Cuento «El día que a Dios le dio una crisis de ansiedad» por Ivonne Gamus

Cuando comenzó todo no cabía en él de la emoción. Su proyecto más grande lo hizo con tanto amor que dejó en cada una de sus creaciones una parte de su corazón. Y al terminar —algunos dicen que fue en el séptimo día y otros en el ­octavo—, descansó. 

Tan bien le salió que, antes de que se diera cuenta, las criaturas parecían moverse de forma autónoma, las estrellas flotaban, los planetas giraban en sus órbitas, los animales corrían y los humanos se reproducían. Siendo un buen emprendedor, que sabía que una vez echado a andar su negocio era mejor dar un paso hacia atrás y dejar que corra solo, se apartó un poco, y atendió sólo a aquellas suplicas o problemitas que siempre salen con urgencia. 

Pero conforme sus engendros crecieron, tales suplicas e hilos sueltos fueron en aumento. Que si un hombre quería más tierra que otro, que si una mujer había matado a la otra por envidia. 

Y, en la macroeconomía la cosa estaba peor: 

Los humanos se dividieron las tierras que él regaló a todos y crearon religiones, que lucharon en su nombre. Las razas se oprimieron unas a las otras, y los animales se comenzaron a matar por codicia.  Las vacas hartas de ser sacrificadas le pidieron dejar de nacer, y los pobres cayeron muertos por no poder comer el alimento que los ricos tiraron a manos llenas. 

Todos los días de esos años, incluso los fines de semana, Dios tuvo que luchar para poder mantener el negocio abierto y no declararlo en bancarrota. Los ángeles estaban exhaustos. No podían darle gusto a todos los que clamaban su ayuda, así que hicieron paro y exigieron un aumento de sueldo y una reducción en sus labores. 

Dios aceptó, pero eso sólo significó más y más carga de trabajo para él. En las noches se angustió, sus hijos se habían tornado en unos malcriados, niños consentidos incapaces de compartir el cariño con sus hermanos.

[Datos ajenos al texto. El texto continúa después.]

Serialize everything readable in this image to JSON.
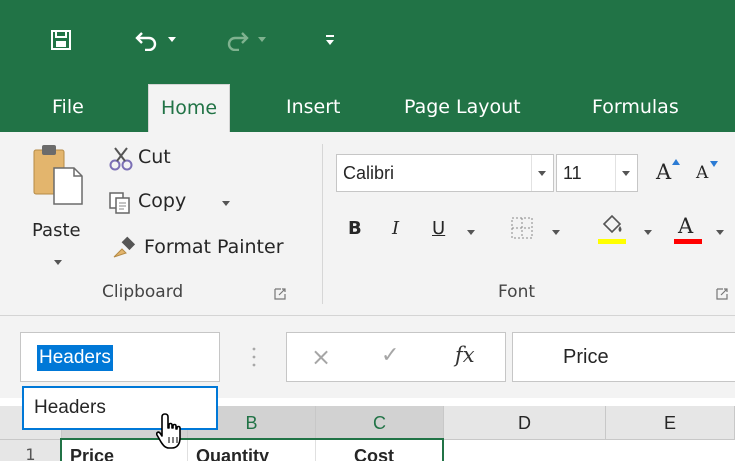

Y, con amor, porque era la única forma que Dios conocía, trató de guiarlos, reencaminarlos por un sendero de paz y humildad. 

Les envió los más hermosos amaneceres que no sirvieron de nada; los seres humanos, sus hijos consentidos, los taparon con el humo de las fabricas en las que explotaban a sus hermanos. 

—Miren, les he dado todo, están sanos, vivos, pueden sacar comida de la tierra —les gritó entre líneas, porque por políticas que estableció en el principio de los tiempos, tuvo que evitar hablar directamente con ellos. 

Luego, calentó la tierra. Probablemente si se daban cuenta de que todo estaba por acabarse harían algo. Pero nada, algunos rezaron y otros clamaron al resto que era el futuro de todos lo que estaba en juego. La mayoría prefirió no salir de su comodidad, algunos dejaron de usar popotes y se pavonearon por ello, excepto por unos cuantos cambios insignificantes las cosas siguieron igual. 

Les mandó una pandemia para que frenaran: 

Pero no aprendieron. La discriminación fue lo único que aumentó entre sus engendros. 

Trató de hacer enojar a los oprimidos, y cuando lo logró, los opresores se negaron a ceder terreno.

  Hasta que por fin un día, gritó desesperado: 

—¡Suficiente!

Se retrajo para sí, como una madre harta y pensó: 

—Probablemente si los dejo solos, se vuelvan independientes, he hecho todo lo que puedo, es tiempo de soltar. 

Desde ese día, los seres humanos navegamos huérfanos por el universo, y cada vez que Dios nos ve empieza a temblar, por eso prefiere no hacerlo.